PrometheusForge

I build Commercial hvac automation systems — HVAC controllers, boiler sequencers, building management platforms. Our edge controllers (Raspberry Pi-based NexusEdge devices) run control logic in real-time, but we kept hitting the same wall: deploying ML models to these constrained devices was a nightmare of fragmented tooling, manual conversion steps, and zero visibility into what was actually running in the field.

Every existing ML platform assumed you had a GPU cluster and a team of MLOps engineers. We needed something that could take a dataset, produce a model, convert it to run on a Hailo-8 accelerator or bare-metal ARM, and push it to a controller in a warehouse — all without leaving the browser.

So we built Prometheus.

## What it does

Prometheus is an end-to-end AI/ML platform purpose-built for edge deployment:

Ingest — Upload datasets or connect live data sources (InfluxDB, PostgreSQL, CSV)
Create — Define .axonml model architectures using the AxonML framework
Train — Launch training runs with real-time loss curves, metric tracking, and queue management
Evaluate — Run gradient evaluations, compare model versions, analyze performance
Convert — Export to ONNX for broad compatibility or HEF for Hailo neural accelerators
Deploy — Push models to edge devices with rollback support and fleet management
Monitor — Track inference performance, prediction drift, and device health from the mobile app

## How we built it

The entire backend is Rust — no Python microservices, no Node glue code. One language, one binary, maximum performance.
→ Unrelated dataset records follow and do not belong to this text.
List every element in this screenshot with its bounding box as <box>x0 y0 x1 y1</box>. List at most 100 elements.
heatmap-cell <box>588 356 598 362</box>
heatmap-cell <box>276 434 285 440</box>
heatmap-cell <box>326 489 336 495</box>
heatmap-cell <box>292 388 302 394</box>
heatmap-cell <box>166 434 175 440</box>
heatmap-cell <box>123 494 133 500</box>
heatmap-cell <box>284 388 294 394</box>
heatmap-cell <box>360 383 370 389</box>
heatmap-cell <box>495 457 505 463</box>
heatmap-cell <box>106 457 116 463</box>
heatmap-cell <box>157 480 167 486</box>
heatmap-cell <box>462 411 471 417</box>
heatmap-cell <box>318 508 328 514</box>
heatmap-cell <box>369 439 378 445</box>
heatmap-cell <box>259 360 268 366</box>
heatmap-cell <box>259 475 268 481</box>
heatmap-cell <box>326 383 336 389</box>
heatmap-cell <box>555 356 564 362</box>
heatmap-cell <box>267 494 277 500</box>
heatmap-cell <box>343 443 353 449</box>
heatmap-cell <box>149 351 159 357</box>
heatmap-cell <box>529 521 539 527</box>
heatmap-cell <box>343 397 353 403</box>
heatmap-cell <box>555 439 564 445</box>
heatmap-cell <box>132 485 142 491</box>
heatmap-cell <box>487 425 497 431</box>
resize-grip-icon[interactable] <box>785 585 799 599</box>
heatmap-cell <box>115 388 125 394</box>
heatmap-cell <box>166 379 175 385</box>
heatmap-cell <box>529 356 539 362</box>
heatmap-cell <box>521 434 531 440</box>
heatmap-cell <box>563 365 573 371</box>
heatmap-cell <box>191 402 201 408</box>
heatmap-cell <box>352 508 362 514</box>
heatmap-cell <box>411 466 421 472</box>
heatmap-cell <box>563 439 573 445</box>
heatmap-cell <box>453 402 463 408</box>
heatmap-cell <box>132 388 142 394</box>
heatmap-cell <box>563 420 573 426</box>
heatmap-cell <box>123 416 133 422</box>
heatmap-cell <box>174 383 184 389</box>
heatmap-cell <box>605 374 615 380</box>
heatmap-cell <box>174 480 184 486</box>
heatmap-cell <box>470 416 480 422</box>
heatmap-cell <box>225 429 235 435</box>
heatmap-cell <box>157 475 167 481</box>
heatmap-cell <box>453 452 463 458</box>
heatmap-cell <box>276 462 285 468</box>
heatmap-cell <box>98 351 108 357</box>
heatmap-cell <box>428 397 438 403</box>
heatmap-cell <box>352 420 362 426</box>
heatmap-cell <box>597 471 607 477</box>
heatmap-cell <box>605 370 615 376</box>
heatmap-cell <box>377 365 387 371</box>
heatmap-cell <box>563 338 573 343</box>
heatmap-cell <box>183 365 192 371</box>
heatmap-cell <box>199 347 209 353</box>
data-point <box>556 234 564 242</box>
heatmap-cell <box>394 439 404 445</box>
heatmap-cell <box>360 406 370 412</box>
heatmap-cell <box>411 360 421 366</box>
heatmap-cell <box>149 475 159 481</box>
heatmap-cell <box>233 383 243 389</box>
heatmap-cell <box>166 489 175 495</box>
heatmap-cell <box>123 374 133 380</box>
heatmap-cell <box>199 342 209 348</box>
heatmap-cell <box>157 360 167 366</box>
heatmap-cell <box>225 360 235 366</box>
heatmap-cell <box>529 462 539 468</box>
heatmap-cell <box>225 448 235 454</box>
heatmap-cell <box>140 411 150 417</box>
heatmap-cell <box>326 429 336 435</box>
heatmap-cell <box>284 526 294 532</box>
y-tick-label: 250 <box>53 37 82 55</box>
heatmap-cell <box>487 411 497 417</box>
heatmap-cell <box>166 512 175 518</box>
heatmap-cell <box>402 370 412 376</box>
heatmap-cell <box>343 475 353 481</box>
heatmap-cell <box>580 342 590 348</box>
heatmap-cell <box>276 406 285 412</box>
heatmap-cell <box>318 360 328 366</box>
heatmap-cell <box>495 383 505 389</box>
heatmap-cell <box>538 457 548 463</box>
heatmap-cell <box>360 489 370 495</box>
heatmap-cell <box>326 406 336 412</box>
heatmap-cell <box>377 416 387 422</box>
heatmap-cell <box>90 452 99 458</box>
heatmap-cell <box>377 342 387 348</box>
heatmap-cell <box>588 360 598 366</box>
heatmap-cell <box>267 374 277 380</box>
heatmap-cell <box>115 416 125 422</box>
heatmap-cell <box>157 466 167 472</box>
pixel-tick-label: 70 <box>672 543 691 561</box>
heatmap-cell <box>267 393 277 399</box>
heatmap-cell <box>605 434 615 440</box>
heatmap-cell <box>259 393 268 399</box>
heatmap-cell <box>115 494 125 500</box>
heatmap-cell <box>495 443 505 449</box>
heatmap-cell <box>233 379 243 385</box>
Prometheus Server — Axum-based API server handling auth, training orchestration, model management, and deployment pipelines
Aegis-DB — Our custom Rust database for user management, model metadata, training history, and audit logs
AxonML — Our ML framework for defining, training, and serializing models in the .axonml format
Prometheus Shield — Built-in security engine with threat scoring and request analysis
Prometheus UI — Leptos WASM frontend compiled to WebAssembly, served as static files — no JavaScript framework, no Node runtime
Mobile App — React Native (Expo) for iOS and Android, real-time training run monitoring with live loss charts

The server, database, and frontend compile to a single deployment: one binary + one WASM bundle. The entire platform runs on a $12/month DigitalOcean droplet.

## Challenges

WASM frontend in a Rust workspace — Trunk (the WASM build tool) doesn't play well with Cargo workspaces out of the box. We had to structure the UI crate with its own index.html entry point and build from within the crate directory rather than the workspace root.

Model conversion pipeline — Going from a trained .axonml model to an optimized HEF binary for Hailo-8 involves multiple intermediate representations. Getting the quantization right without destroying model accuracy on edge hardware took significant iteration.

Real-time training metrics — WebSocket streaming of training metrics from long-running Rust training loops to a Leptos reactive frontend, with the same data mirrored to the mobile app via polling. Getting the data flow right across all three surfaces (training engine → server → web UI / mobile) was the hardest architectural challenge.

Edge deployment over unreliable networks — Our controllers sit in mechanical rooms with spotty connectivity. The deployment system had to handle partial transfers, verification checksums, and automatic rollback if a model fails health checks after deployment.

## What we learned

Rust is ready for full-stack product development. The type system catches entire categories of bugs at compile time, and the performance means we can run training orchestration, an API server, a security engine, and serve a WASM frontend — all from one process on minimal hardware. The tradeoff is compile times and a steeper learning curve, but for infrastructure that needs to be reliable, it's worth it.